The mountain's water runs the other way, said NewGold's director of environment Tim Bekhuys.
"Wayne's property is within 10 to 12 kilometres of our exploration site. There are a couple of ranches on the perimeter, and his is one of them," said Bekhuys. "None of the water from our site will drain onto his property. I know that is his main concern, which is why we installed a water monitoring station so if water is somehow contaminated by our activities, that is flagged right away. He is upstream of us, draining into the Nechako drainage. We are involved in the Blackwater drainage area. And the plans we're looking at, for if the project goes ahead as a mine, the tailings would be even further to the north of his property."

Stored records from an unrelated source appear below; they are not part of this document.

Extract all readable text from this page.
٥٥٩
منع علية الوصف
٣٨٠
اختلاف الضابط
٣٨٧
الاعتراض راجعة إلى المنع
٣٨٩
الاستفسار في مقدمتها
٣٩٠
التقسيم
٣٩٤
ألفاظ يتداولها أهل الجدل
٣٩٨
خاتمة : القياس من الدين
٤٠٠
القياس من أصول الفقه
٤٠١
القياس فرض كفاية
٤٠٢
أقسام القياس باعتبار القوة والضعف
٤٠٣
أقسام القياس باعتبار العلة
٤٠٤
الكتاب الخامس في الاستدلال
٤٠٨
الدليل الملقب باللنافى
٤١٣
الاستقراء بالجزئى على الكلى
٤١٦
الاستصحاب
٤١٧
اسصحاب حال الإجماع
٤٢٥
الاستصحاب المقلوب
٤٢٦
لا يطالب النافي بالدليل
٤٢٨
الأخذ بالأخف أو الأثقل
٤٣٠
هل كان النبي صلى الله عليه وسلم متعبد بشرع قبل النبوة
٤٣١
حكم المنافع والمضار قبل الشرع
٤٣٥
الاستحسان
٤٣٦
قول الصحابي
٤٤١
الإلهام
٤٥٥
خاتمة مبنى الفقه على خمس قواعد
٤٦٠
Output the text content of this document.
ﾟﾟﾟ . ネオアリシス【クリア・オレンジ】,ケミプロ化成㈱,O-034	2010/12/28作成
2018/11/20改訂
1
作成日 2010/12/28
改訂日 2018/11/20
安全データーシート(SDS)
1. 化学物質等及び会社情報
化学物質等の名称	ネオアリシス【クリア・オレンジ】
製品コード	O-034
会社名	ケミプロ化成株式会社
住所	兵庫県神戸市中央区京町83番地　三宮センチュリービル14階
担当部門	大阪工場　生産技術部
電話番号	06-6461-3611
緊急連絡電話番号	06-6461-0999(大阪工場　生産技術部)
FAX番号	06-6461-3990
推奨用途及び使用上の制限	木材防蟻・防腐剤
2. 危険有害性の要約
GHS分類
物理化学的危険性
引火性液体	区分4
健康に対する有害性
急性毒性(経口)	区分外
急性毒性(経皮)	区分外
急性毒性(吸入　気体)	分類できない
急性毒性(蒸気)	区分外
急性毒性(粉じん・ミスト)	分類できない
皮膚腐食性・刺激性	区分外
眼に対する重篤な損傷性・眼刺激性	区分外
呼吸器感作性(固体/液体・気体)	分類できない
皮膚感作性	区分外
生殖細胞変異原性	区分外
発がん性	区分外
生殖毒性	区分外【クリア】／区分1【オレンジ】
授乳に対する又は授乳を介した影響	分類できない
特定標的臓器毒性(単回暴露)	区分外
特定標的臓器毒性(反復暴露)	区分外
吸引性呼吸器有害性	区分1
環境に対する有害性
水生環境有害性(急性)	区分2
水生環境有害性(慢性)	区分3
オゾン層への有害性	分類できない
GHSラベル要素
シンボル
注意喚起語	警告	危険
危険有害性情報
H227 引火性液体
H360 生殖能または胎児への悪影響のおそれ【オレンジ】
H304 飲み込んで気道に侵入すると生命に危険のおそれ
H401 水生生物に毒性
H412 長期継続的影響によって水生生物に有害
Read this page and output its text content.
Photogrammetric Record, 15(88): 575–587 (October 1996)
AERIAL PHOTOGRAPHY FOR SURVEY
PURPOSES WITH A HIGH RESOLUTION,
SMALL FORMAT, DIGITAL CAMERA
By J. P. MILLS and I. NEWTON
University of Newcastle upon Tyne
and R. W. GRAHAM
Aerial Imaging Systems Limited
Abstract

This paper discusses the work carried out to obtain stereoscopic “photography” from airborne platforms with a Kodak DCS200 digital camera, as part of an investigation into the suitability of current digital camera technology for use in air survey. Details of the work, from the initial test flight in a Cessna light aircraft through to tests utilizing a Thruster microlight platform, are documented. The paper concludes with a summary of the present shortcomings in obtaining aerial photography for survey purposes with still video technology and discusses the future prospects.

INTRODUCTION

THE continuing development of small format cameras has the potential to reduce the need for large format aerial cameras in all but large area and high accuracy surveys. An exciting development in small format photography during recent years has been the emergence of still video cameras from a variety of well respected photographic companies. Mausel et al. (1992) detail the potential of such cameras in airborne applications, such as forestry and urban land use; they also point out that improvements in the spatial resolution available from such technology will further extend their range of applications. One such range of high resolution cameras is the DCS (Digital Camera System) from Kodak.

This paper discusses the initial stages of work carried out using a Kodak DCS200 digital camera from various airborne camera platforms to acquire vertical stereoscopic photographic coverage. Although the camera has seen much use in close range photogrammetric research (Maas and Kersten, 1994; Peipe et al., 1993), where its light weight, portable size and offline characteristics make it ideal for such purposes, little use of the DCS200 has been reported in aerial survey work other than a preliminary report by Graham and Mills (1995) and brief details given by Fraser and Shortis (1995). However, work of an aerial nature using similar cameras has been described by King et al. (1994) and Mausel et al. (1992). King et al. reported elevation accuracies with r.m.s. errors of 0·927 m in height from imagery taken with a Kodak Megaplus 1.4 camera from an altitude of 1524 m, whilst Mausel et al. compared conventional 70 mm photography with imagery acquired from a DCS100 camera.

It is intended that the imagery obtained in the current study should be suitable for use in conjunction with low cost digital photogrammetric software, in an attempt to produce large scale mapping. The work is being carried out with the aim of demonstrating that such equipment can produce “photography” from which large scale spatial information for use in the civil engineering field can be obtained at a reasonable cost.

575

Daul also claims the rise in vehicle traffic on his lease land has forced him to relocate his cattle onto his hay land, "so they are eating the crops that were supposed to be cut for hay to feed them this winter so I'll probably be out of pocket for maybe $30,000 to buy hay."
Bekhuys said the NewGold exploration site and his cattle are not in conflict.
"We haven't seen any of Wayne's cows in our areas. There is no overlap. We are, in fact, separated by Mount Davidson," he said.
Ministry of Forests, Lands and Natural Resource Operations spokesman Brennan Clark clarified that "there is a small corner of [Daul's range] that overlaps NewGold's mineral claim area but they do not have any exploration activity in that area. NewGold exploration is on the north face of Davidson Mountain, Wayne Daul's range agreement lies below the south face of Davidson Mountain."
Bekhuys said that should the active exploration turn into a full mine in the years ahead, they would relocate their access road even farther away from Daul's ranch to another location feeding into the gold field, as a further gesture of goodwill to the rancher.
Daul wants to be paid for the hay he has lost, as well as compensation for the lost value in a ranch he wanted to pass on to his daughter. He fears it is a wasted effort since he purchased the ranch 10 years ago.
"My farm is worth peanuts on what they throw around up there, and yet they won't talk to me about compensation at all," he said. "I will sell to them, I will trade 'em a farm if they have one somewhere else."
Bekhuys stressed that Daul is talking about possible consequences if a mine goes ahead. Only test drilling has happened so far, and an actual mine needs first to get approval from area First Nations and environmental regulators. These things are years away, Bekhuys said, so compensation can hardly be calculated, let alone paid, even if Daul is eventually wronged in some way.
"No other ranchers have contacted the ministry to express concerns," said Clark.
"Mining on a small scale is not a new activity in the Vanderhoof area, and the ministry has not heard any concerns in the past with this type of overlapping resource use."